Freshman admission rate the lowest in USC history
As USC continues its ascent in the world of higher education, more students are competing for the same number of coveted spots. This year’s admission rate, 17.8 percent, is the lowest in USC’s 134-year history.
In the past several years, freshman admission has become far more selective. Last year, USC admitted 19.7 percent of applicants, the lowest at that time. Timothy Brunold, USC’s dean of admission, called the class of 2018 the most accomplished group of first-year students in university history.
“Our admission committee enjoyed getting to know the largest, most interesting group of students it has ever had the privilege of reading,” Brunold said in a press release. “USC’s distinctive academic programs, incredible diversity, vibrant campus life, global perspective and location in the heart of Los Angeles make it a very attractive option for the best and brightest students, not just from across the U.S., but from around the world.”
This fall, USC received more than 51,800 applications from high school seniors competing for an estimated 2,750 places in this fall’s entering class. The university admitted 9,225 students hailing from all 50 U.S. states and 80 other countries.
This year, 26 percent of incoming freshman will study in the Dornsife College of Letters, Arts and Sciences. The Marshall School of Business and USC’s arts schools (Architecture, Cinematic Arts, Dramatic Arts, Roski School of Fine Arts and Thornton School of Music) will host 21 and 14 percent of the incoming freshman, respectively.
Several incoming freshmen echoed Brunold’s statements, citing USC’s variety of strengths as their reason for enrolling. Joy Ofodu, an incoming freshman majoring in communication, said that USC offers a comprehensive experience for students.
“Prospective students and families are quickly realizing that USC is the total package: career preparation, a thriving social scene, excellent athletics, incredible faculty, gorgeous campus, good food and amazing alumni networking,” Ofodu said. “There are now Trojans planted in every area of the world, and all of them are proudly talking up the university.”

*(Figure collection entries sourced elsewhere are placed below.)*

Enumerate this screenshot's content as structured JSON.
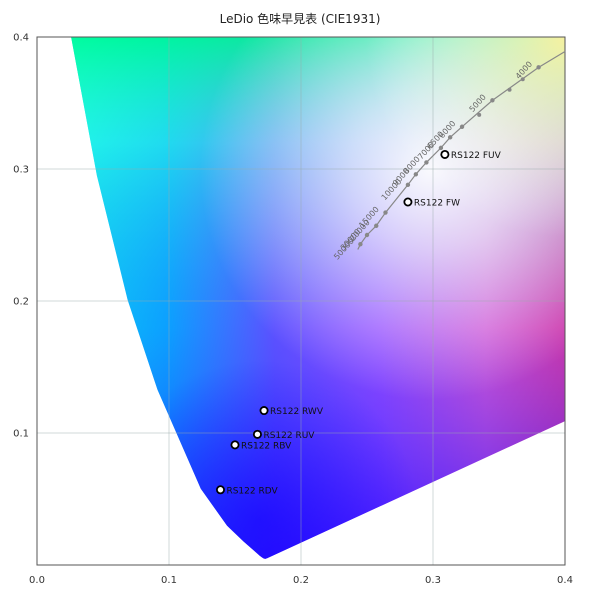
{
  "chart_data": {
    "type": "scatter",
    "title": "LeDio 色味早見表 (CIE1931)",
    "xlim": [
      0.0,
      0.4
    ],
    "ylim": [
      0.0,
      0.4
    ],
    "x_ticks": [
      "0.0",
      "0.1",
      "0.2",
      "0.3",
      "0.4"
    ],
    "y_ticks": [
      "0.1",
      "0.2",
      "0.3",
      "0.4"
    ],
    "grid": true,
    "series": [
      {
        "points": [
          {
            "label": "RS122 FUV",
            "x": 0.309,
            "y": 0.311
          },
          {
            "label": "RS122 FW",
            "x": 0.281,
            "y": 0.275
          },
          {
            "label": "RS122 RWV",
            "x": 0.172,
            "y": 0.117
          },
          {
            "label": "RS122 RUV",
            "x": 0.167,
            "y": 0.099
          },
          {
            "label": "RS122 RBV",
            "x": 0.15,
            "y": 0.091
          },
          {
            "label": "RS122 RDV",
            "x": 0.139,
            "y": 0.057
          }
        ]
      }
    ],
    "planckian_locus": {
      "labels": [
        {
          "text": "4000",
          "x": 0.38,
          "y": 0.377
        },
        {
          "text": "5000",
          "x": 0.345,
          "y": 0.352
        },
        {
          "text": "6000",
          "x": 0.322,
          "y": 0.332
        },
        {
          "text": "6500",
          "x": 0.313,
          "y": 0.324
        },
        {
          "text": "7000",
          "x": 0.306,
          "y": 0.316
        },
        {
          "text": "8000",
          "x": 0.295,
          "y": 0.305
        },
        {
          "text": "9000",
          "x": 0.287,
          "y": 0.296
        },
        {
          "text": "10000",
          "x": 0.281,
          "y": 0.288
        },
        {
          "text": "15000",
          "x": 0.264,
          "y": 0.267
        },
        {
          "text": "20000",
          "x": 0.257,
          "y": 0.257
        },
        {
          "text": "30000",
          "x": 0.25,
          "y": 0.25
        },
        {
          "text": "50000",
          "x": 0.245,
          "y": 0.243
        }
      ]
    }
  }
}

Exposure from college ranking websites such as US News and World Report might play a part in drawing more applicants, along with other extensive recruiting measures.

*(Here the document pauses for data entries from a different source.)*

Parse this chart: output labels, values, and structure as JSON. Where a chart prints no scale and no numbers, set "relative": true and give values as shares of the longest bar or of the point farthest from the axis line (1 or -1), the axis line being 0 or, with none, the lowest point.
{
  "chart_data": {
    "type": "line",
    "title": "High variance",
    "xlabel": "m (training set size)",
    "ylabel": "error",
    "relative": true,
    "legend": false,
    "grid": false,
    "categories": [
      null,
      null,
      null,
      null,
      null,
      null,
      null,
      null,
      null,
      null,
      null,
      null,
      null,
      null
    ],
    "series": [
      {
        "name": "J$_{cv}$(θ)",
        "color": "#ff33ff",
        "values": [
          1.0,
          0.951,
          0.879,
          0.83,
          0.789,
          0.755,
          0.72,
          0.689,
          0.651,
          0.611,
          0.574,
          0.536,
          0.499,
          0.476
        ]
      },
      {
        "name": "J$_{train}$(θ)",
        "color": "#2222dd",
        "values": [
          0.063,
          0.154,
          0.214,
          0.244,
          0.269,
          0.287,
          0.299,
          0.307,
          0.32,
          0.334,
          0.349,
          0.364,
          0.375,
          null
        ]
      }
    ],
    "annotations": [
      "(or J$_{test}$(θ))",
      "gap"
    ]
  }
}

“I believe [USC] has good marketing strategies that highlight the academics, sports, Trojan family and other opportunities,” said Natalie MacKraz, an incoming freshman majoring in computer science. “The explanations of the advantages of the Trojan family are especially appealing.”
This year, the admissions committee organized more than 50 on- and off-campus events such as SCend Offs, receptions for incoming students and families. These human connections are what resonated with Zachary Guo, an incoming freshman majoring in computer science (games), when he was considering which college to attend.
“The most effective recruiting tactic for me was staying with a current student at Explore USC,” Guo said. “Being able to ask [my host] all the questions related to my major and life at USC.”
This year’s group of incoming students is also more ethnically diverse than in years past. Overall, 21 percent of the class of 2018 includes students from under represented minority populations, and 13 percent of students will be the first in their family to attend college. According to an annual report released by the Institute of International Education, USC has enrolled more international students than any other American college or university.
John Lazzeroni Jr., an incoming freshman double majoring in electrical engineering and choral music, thinks USC’s diverse student body is one of the university’s biggest assets.
“Everyone comes from a different place and the cultural diversity is outstanding,” said Lazzeroni, who is attending on an NROTC scholarship. “USC has a phenomenal reputation internationally, and I see people ‘fighting on’ everywhere. Nationally it is highly esteemed in many programs, especially the Thornton School of Music, and locally I get a lot of ‘oohs’ and ‘ahs’ when I say I am going.”